Despite our approach’s innovation and rigor, there are several limitations to discuss. First, opinions of the research team affected certain parts of the implementation mapping process. This included the assessment of time commitment for local teams as well as the interpretation of the available literature when assessing the overall impact of a strategy. However, we tried to limit subjectivity as much as possible to focused questions and by including different perspectives from an implementation scientist, a urologist, an internist, and several implementation research staff members in this process. Second, whereas our implementation mapping process was primarily driven by data, we did not formally assess its reproducibility by an independent team. Third, the data-driven approach relied mostly on the work of the research team and a formal co-design approach was not included in the selection of the implementation strategies. Fourth, this study was focused on improving cancer surveillance in the VA, so findings regarding the impact of the selected implementation strategies may not readily translate to other healthcare settings or different clinical problems. However, our data-driven approach to implementation mapping will likely be helpful to others regardless of healthcare setting or clinical problem being addressed. Finally, implementation mapping in general is quite labor intensive. Our data-driven implementation mapping took about a year of part-time investigator and full-time research assistant effort. However, we were unable to quantify how much more effort was required for our approach compared to prior studies, as the authors of the prior studies did not report the amount of time, personnel, and expertise needed for their work [1, 20, 21]. We recognize that this level of rigor may not always be possible in our current era of rapid research or during routine operational activities. However, our visualization of the implementation strategy matrix (Fig. 2) could still be integrated into implementation mapping and will likely be helpful for researchers to understand, interpret, and present results.
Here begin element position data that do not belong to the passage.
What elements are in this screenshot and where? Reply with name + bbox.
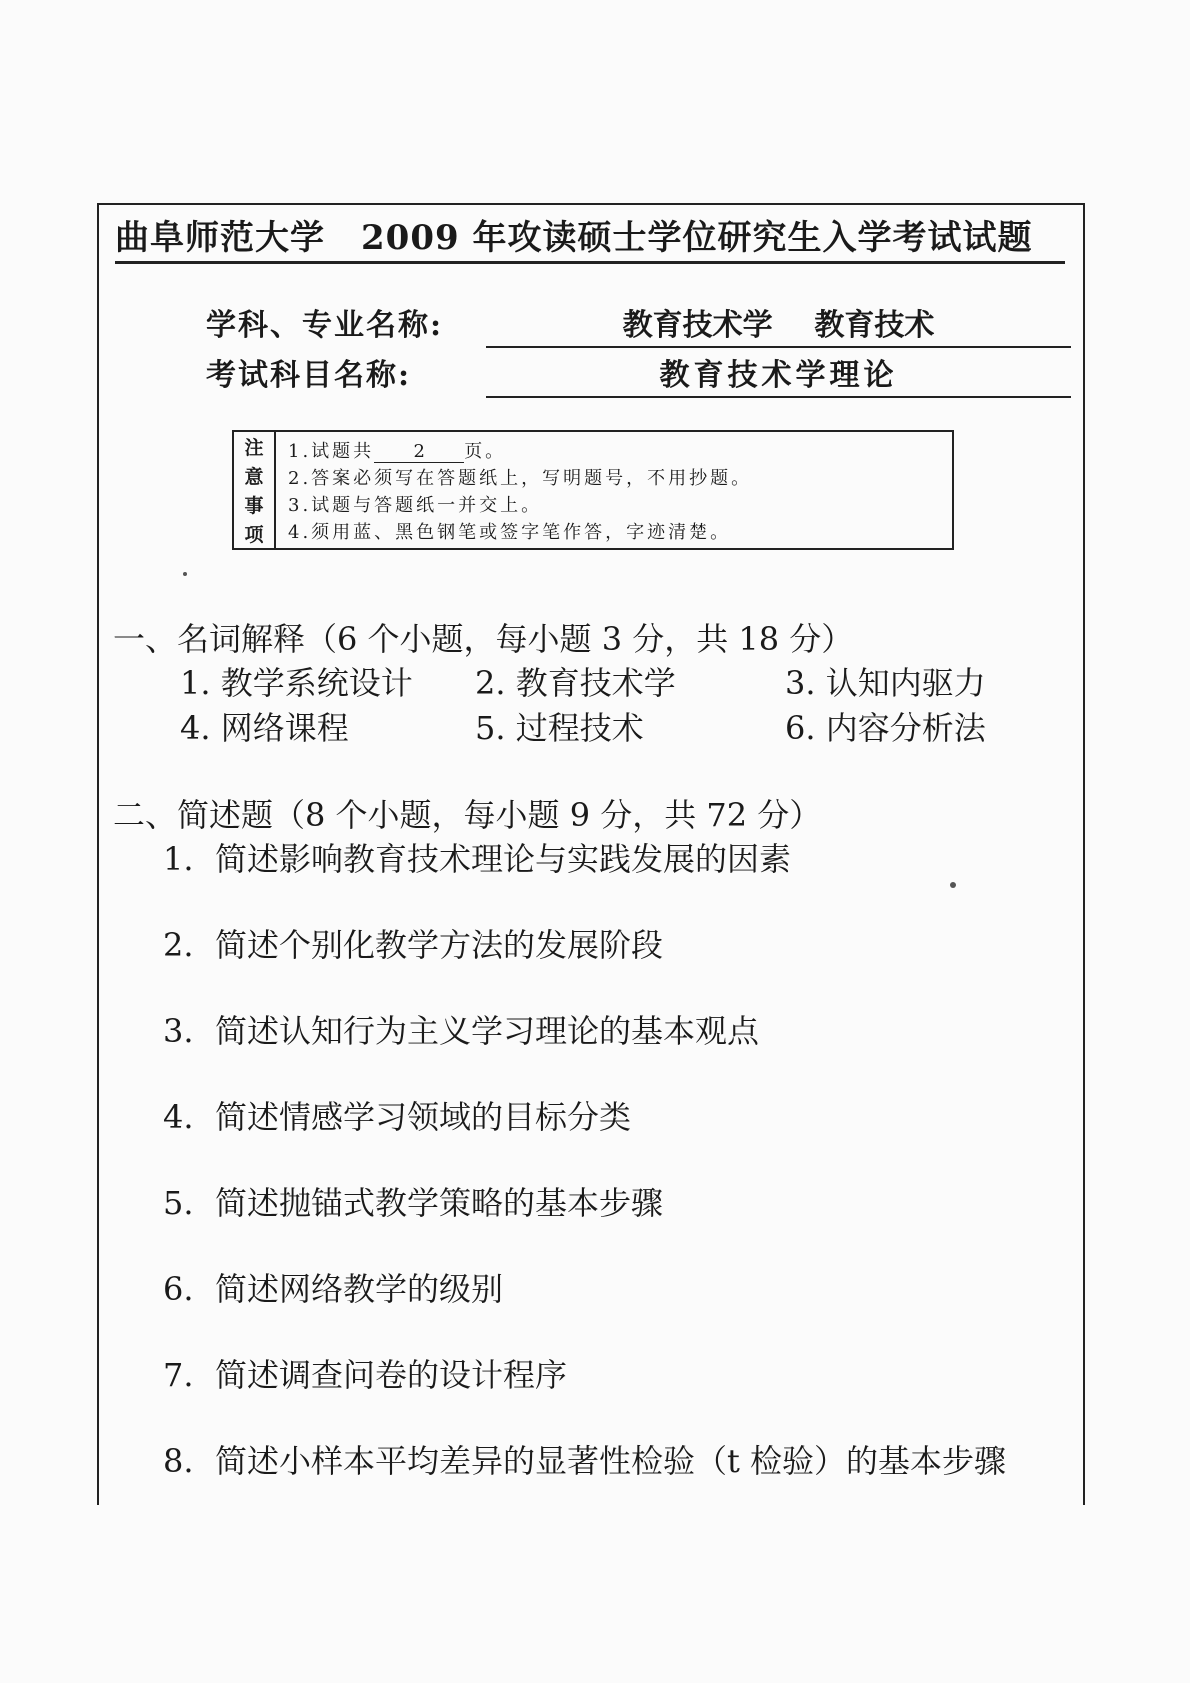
page-count: 2 [374, 441, 464, 463]
notice-line-4: 4.须用蓝、黑色钢笔或签字笔作答，字迹清楚。 [288, 521, 732, 543]
subject-value: 教育技术学理论 [486, 350, 1071, 398]
question-text: 简述调查问卷的设计程序 [215, 1356, 568, 1394]
section-1-title: 一、名词解释（6 个小题，每小题 3 分，共 18 分） [113, 620, 854, 658]
exam-title-text: 2009 年攻读硕士学位研究生入学考试试题 [361, 218, 1033, 258]
term-item: 4. 网络课程 [180, 709, 349, 747]
question-text: 简述抛锚式教学策略的基本步骤 [215, 1184, 664, 1222]
question-item [163, 920, 663, 966]
question-text: 简述网络教学的级别 [215, 1270, 504, 1308]
notice-heading-char: 事 [244, 495, 264, 517]
question-number: 8. [163, 1442, 194, 1480]
notice-line-2: 2.答案必须写在答题纸上，写明题号，不用抄题。 [288, 467, 753, 489]
question-item [163, 1264, 503, 1310]
question-number: 7. [163, 1356, 194, 1394]
question-item [163, 1178, 663, 1224]
major-label: 学科、专业名称: [206, 308, 444, 343]
question-text: 简述情感学习领域的目标分类 [215, 1098, 632, 1136]
notice-heading-char: 意 [244, 466, 264, 488]
notice-line-1 [288, 437, 940, 463]
term-item: 6. 内容分析法 [785, 709, 986, 747]
question-item [163, 1350, 567, 1396]
question-number: 5. [163, 1184, 194, 1222]
question-number: 1. [163, 840, 194, 878]
major-row [206, 300, 935, 344]
term-item: 2. 教育技术学 [475, 664, 676, 702]
major-value: 教育技术学 教育技术 [486, 300, 1071, 348]
university-name: 曲阜师范大学 [115, 218, 325, 258]
question-text: 简述影响教育技术理论与实践发展的因素 [215, 840, 792, 878]
notice-line-3: 3.试题与答题纸一并交上。 [288, 494, 543, 516]
question-text: 简述认知行为主义学习理论的基本观点 [215, 1012, 760, 1050]
section-2-title: 二、简述题（8 个小题，每小题 9 分，共 72 分） [113, 796, 822, 834]
exam-title [115, 210, 1065, 264]
notice-box [232, 430, 954, 550]
notice-line-1-prefix: 1.试题共 [288, 440, 375, 462]
question-number: 3. [163, 1012, 194, 1050]
notice-heading-char: 项 [244, 524, 264, 546]
term-item: 1. 教学系统设计 [180, 664, 413, 702]
question-text: 简述个别化教学方法的发展阶段 [215, 926, 664, 964]
notice-line-1-suffix: 页。 [464, 440, 507, 462]
scan-speck [950, 882, 956, 888]
term-item: 5. 过程技术 [475, 709, 644, 747]
question-item [163, 1436, 1006, 1482]
question-text: 简述小样本平均差异的显著性检验（t 检验）的基本步骤 [215, 1442, 1007, 1480]
question-number: 4. [163, 1098, 194, 1136]
notice-lines [276, 432, 952, 548]
question-item [163, 1006, 759, 1052]
scan-speck [183, 572, 187, 576]
question-number: 2. [163, 926, 194, 964]
question-item [163, 834, 791, 880]
question-item [163, 1092, 631, 1138]
subject-label: 考试科目名称: [206, 358, 412, 393]
notice-heading-char: 注 [244, 437, 264, 459]
subject-row [206, 350, 898, 394]
term-item: 3. 认知内驱力 [785, 664, 986, 702]
notice-heading [234, 432, 276, 548]
question-number: 6. [163, 1270, 194, 1308]
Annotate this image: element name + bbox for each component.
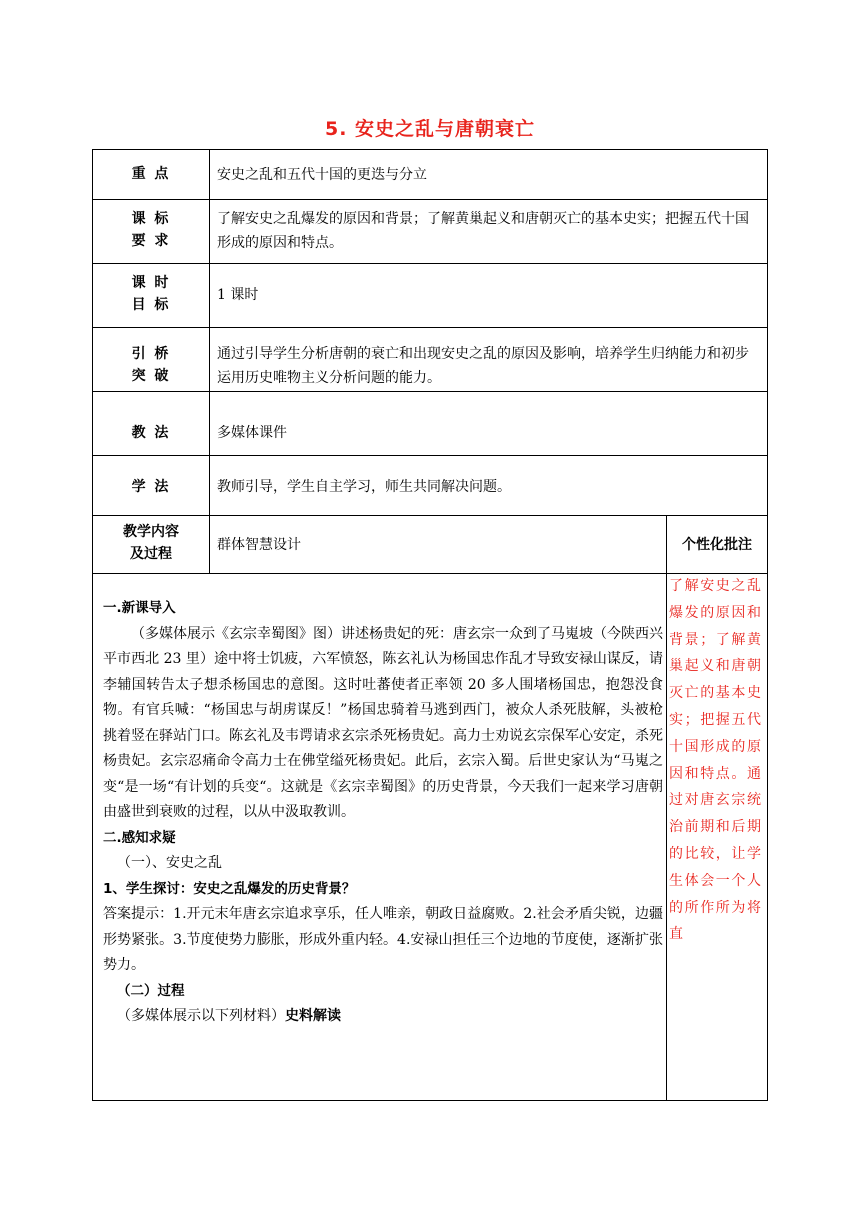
row-divider [93, 455, 767, 456]
row-value-key-points: 安史之乱和五代十国的更迭与分立 [217, 167, 427, 183]
page-title: 5. 安史之乱与唐朝衰亡 [324, 118, 536, 140]
process-bold: 史料解读 [285, 1008, 341, 1024]
section-heading-intro: 一.新课导入 [103, 600, 176, 616]
row-divider [93, 199, 767, 200]
annotation-text: 了解安史之乱爆发的原因和背景；了解黄巢起义和唐朝灭亡的基本史实；把握五代十国形成的原因和特点。通过对唐玄宗统治前期和后期的比较，让学生体会一个人的所作所为将直 [669, 578, 761, 943]
process-header-annotation: 个性化批注 [682, 537, 752, 553]
section-heading-process: （二）过程 [117, 982, 185, 999]
row-value-hours: 1 课时 [217, 287, 259, 303]
row-label-breakthrough: 引 桥 突 破 [131, 346, 171, 384]
row-label-hours: 课 时 目 标 [131, 275, 171, 313]
row-divider [93, 327, 767, 328]
lesson-content [103, 596, 663, 1030]
question-1: 1、学生探讨：安史之乱爆发的历史背景？ [103, 880, 356, 897]
row-value-breakthrough: 通过引导学生分析唐朝的衰亡和出现安史之乱的原因及影响，培养学生归纳能力和初步运用历史唯物主义分析问题的能力。 [217, 346, 749, 386]
row-divider [93, 391, 767, 392]
row-divider [93, 263, 767, 264]
process-prefix: （多媒体展示以下列材料） [117, 1008, 285, 1024]
lesson-plan-table [92, 149, 768, 1101]
row-value-teaching-method: 多媒体课件 [217, 425, 287, 441]
section-body-intro: （多媒体展示《玄宗幸蜀图》图）讲述杨贵妃的死：唐玄宗一众到了马嵬坡（今陕西兴平市西北 23 里）途中将士饥疲，六军愤怒，陈玄礼认为杨国忠作乱才导致安禄山谋反，请李辅国转告太子想杀杨国忠的意图。这时吐蕃使者正率领 20 多人围堵杨国忠，抱怨没食物。有官兵喊：“杨国忠与胡虏谋反！”杨国忠骑着马逃到西门，被众人杀死肢解，头被枪挑着竖在驿站门口。陈玄礼及韦谔请求玄宗杀死杨贵妃。高力士劝说玄宗保军心安定，杀死杨贵妃。玄宗忍痛命令高力士在佛堂缢死杨贵妃。此后，玄宗入蜀。后世史家认为“马嵬之变“是一场“有计划的兵变“。这就是《玄宗幸蜀图》的历史背景，今天我们一起来学习唐朝由盛世到衰败的过程，以从中汲取教训。 [103, 625, 663, 820]
row-label-standards: 课 标 要 求 [131, 211, 171, 249]
section-body-process [117, 1004, 663, 1030]
process-header-design: 群体智慧设计 [217, 537, 301, 553]
subsection-an-shi: （一）、安史之乱 [117, 855, 222, 871]
section-heading-inquiry: 二.感知求疑 [103, 829, 176, 846]
column-divider [666, 515, 667, 1101]
row-value-standards: 了解安史之乱爆发的原因和背景；了解黄巢起义和唐朝灭亡的基本史实；把握五代十国形成的原因和特点。 [217, 211, 749, 251]
row-label-teaching-method: 教 法 [131, 425, 171, 441]
answer-1: 答案提示：1.开元末年唐玄宗追求享乐，任人唯亲，朝政日益腐败。2.社会矛盾尖锐，边疆形势紧张。3.节度使势力膨胀，形成外重内轻。4.安禄山担任三个边地的节度使，逐渐扩张势力。 [103, 906, 663, 973]
process-header-label: 教学内容 及过程 [123, 524, 179, 562]
row-value-learning-method: 教师引导，学生自主学习，师生共同解决问题。 [217, 479, 511, 495]
column-divider [209, 150, 210, 573]
row-label-key-points: 重 点 [131, 166, 171, 182]
row-label-learning-method: 学 法 [131, 479, 171, 495]
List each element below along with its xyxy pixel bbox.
It is also quite possible that our data-driven approach yielded additional information that otherwise might have been overlooked in implementation mapping as previously applied. Future work could address the empirical question whether our data-driven approach yielded additional information compared to an advisory panel approach, and whether this information is important enough to justify the additional time needed to complete the highly data-driven implementation mapping process.

Conclusions

In conclusion, we described a data-driven and rigorous implementation mapping process to select implementation strategies for risk-aligned bladder cancer surveillance. The implementation strategies are currently being pilot-tested across four VA sites, with the goal of measuring implementation outcomes and adapting strategies to different local preferences. Once piloting is complete, future work will likely entail testing both the strategies and the clinical innovation (i.e., risk-aligned bladder cancer surveillance) in a larger number of sites. We hope that our work will inspire other implementation scientists to use similar data-driven processes in their selection of implementation strategies, minimizing the risk of bias being introduced by heavy reliance on the opinions of advisory groups.